14. Besides the observations recorded (supra), there is another odd feature of the case in that the manner in which assessments were made for assessment years 1999-2000 and 2000-2001 after assessments for assessment years 2001-2002 and 2002-2003 creates a strong presumption that this was done deliberately in order to thwart issuance of refund created in 2001-2002 and 2002-2003. The ambient circumstances are indeed compelling because the subsequent cycle of assessments and re-assessments made for these two assessment years became the vehicle for obstructing issuance of refunds to the complainant.
15. Based on the analysis made above the inescapable conclusion is that this is a case of gross maladministration as defined in the Establishment of Federal Tax Ombudsman Ordinance, 2000. The departmental functionaries involved have not acted in the manner the law requires them to do. They appear to have obstructed `due process', flouted directions given by the Commissioner of Income Tax (Appeals) and have also violated circular instructions issued by the Federal Board of Revenue. What is more surprising is that senior FBR officers found nothing wrong with the behaviour and conduct of those dealing with this case.
16. The refundable amount due to the complainant has been disbursed (after five and half years). The case having gone in appeal the reckoning for the additional payment due to the complainant as per law is required td be made on the basis of order of the Income Tax Appellate Tribunal, which annulled order for assessment years 1999-2000 and 2001, reviving re-assessment order dated 30-6-2006. The claim of the complainant for compensation on delayed payment in accordance with the provisions of repealed Income Tax Ordinance is therefore justified.
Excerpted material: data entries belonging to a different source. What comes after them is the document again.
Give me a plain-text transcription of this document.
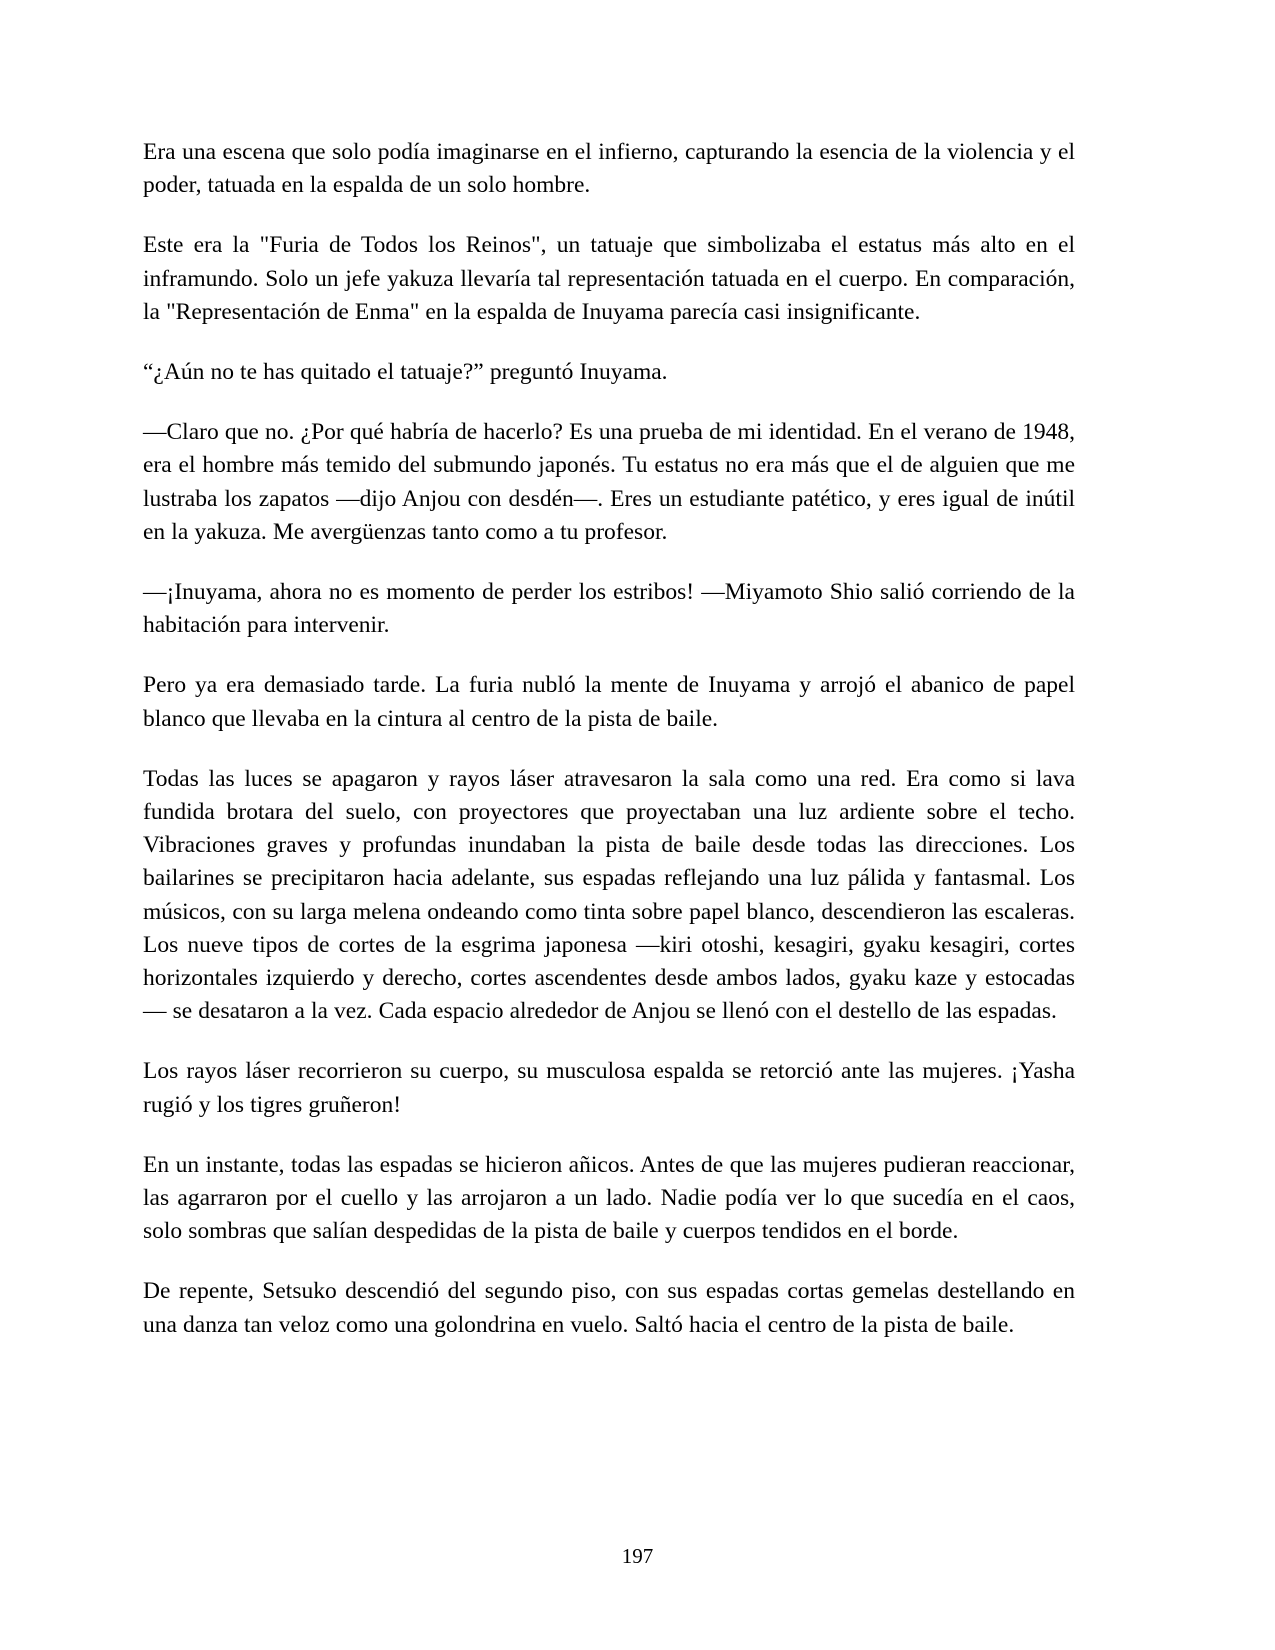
Era una escena que solo podía imaginarse en el infierno, capturando la esencia de la violencia y el poder, tatuada en la espalda de un solo hombre.

Este era la "Furia de Todos los Reinos", un tatuaje que simbolizaba el estatus más alto en el inframundo. Solo un jefe yakuza llevaría tal representación tatuada en el cuerpo. En comparación, la "Representación de Enma" en la espalda de Inuyama parecía casi insignificante.

“¿Aún no te has quitado el tatuaje?” preguntó Inuyama.

—Claro que no. ¿Por qué habría de hacerlo? Es una prueba de mi identidad. En el verano de 1948, era el hombre más temido del submundo japonés. Tu estatus no era más que el de alguien que me lustraba los zapatos —dijo Anjou con desdén—. Eres un estudiante patético, y eres igual de inútil en la yakuza. Me avergüenzas tanto como a tu profesor.

—¡Inuyama, ahora no es momento de perder los estribos! —Miyamoto Shio salió corriendo de la habitación para intervenir.

Pero ya era demasiado tarde. La furia nubló la mente de Inuyama y arrojó el abanico de papel blanco que llevaba en la cintura al centro de la pista de baile.

Todas las luces se apagaron y rayos láser atravesaron la sala como una red. Era como si lava fundida brotara del suelo, con proyectores que proyectaban una luz ardiente sobre el techo. Vibraciones graves y profundas inundaban la pista de baile desde todas las direcciones. Los bailarines se precipitaron hacia adelante, sus espadas reflejando una luz pálida y fantasmal. Los músicos, con su larga melena ondeando como tinta sobre papel blanco, descendieron las escaleras. Los nueve tipos de cortes de la esgrima japonesa —kiri otoshi, kesagiri, gyaku kesagiri, cortes horizontales izquierdo y derecho, cortes ascendentes desde ambos lados, gyaku kaze y estocadas— se desataron a la vez. Cada espacio alrededor de Anjou se llenó con el destello de las espadas.

Los rayos láser recorrieron su cuerpo, su musculosa espalda se retorció ante las mujeres. ¡Yasha rugió y los tigres gruñeron!

En un instante, todas las espadas se hicieron añicos. Antes de que las mujeres pudieran reaccionar, las agarraron por el cuello y las arrojaron a un lado. Nadie podía ver lo que sucedía en el caos, solo sombras que salían despedidas de la pista de baile y cuerpos tendidos en el borde.

De repente, Setsuko descendió del segundo piso, con sus espadas cortas gemelas destellando en una danza tan veloz como una golondrina en vuelo. Saltó hacia el centro de la pista de baile.

197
17. In view of the discussion above, the following recommendations are made:
(i) Short payment in the additional payment for delayed issuance of refund, as per rate of compensation under the provisions of repealed Income Tax Ordinance, 1979, be made good and amount due under the law paid to the complainant within 30 days.
(ii) Officers dealing with the complainant's case be asked to explain their conduct, and appropriate departmental action taken within 60 days under intimation to FTO Office.
C.M.A/184/FTO????????????????????????????????????????????????????????????????????????????????? Order accordingly.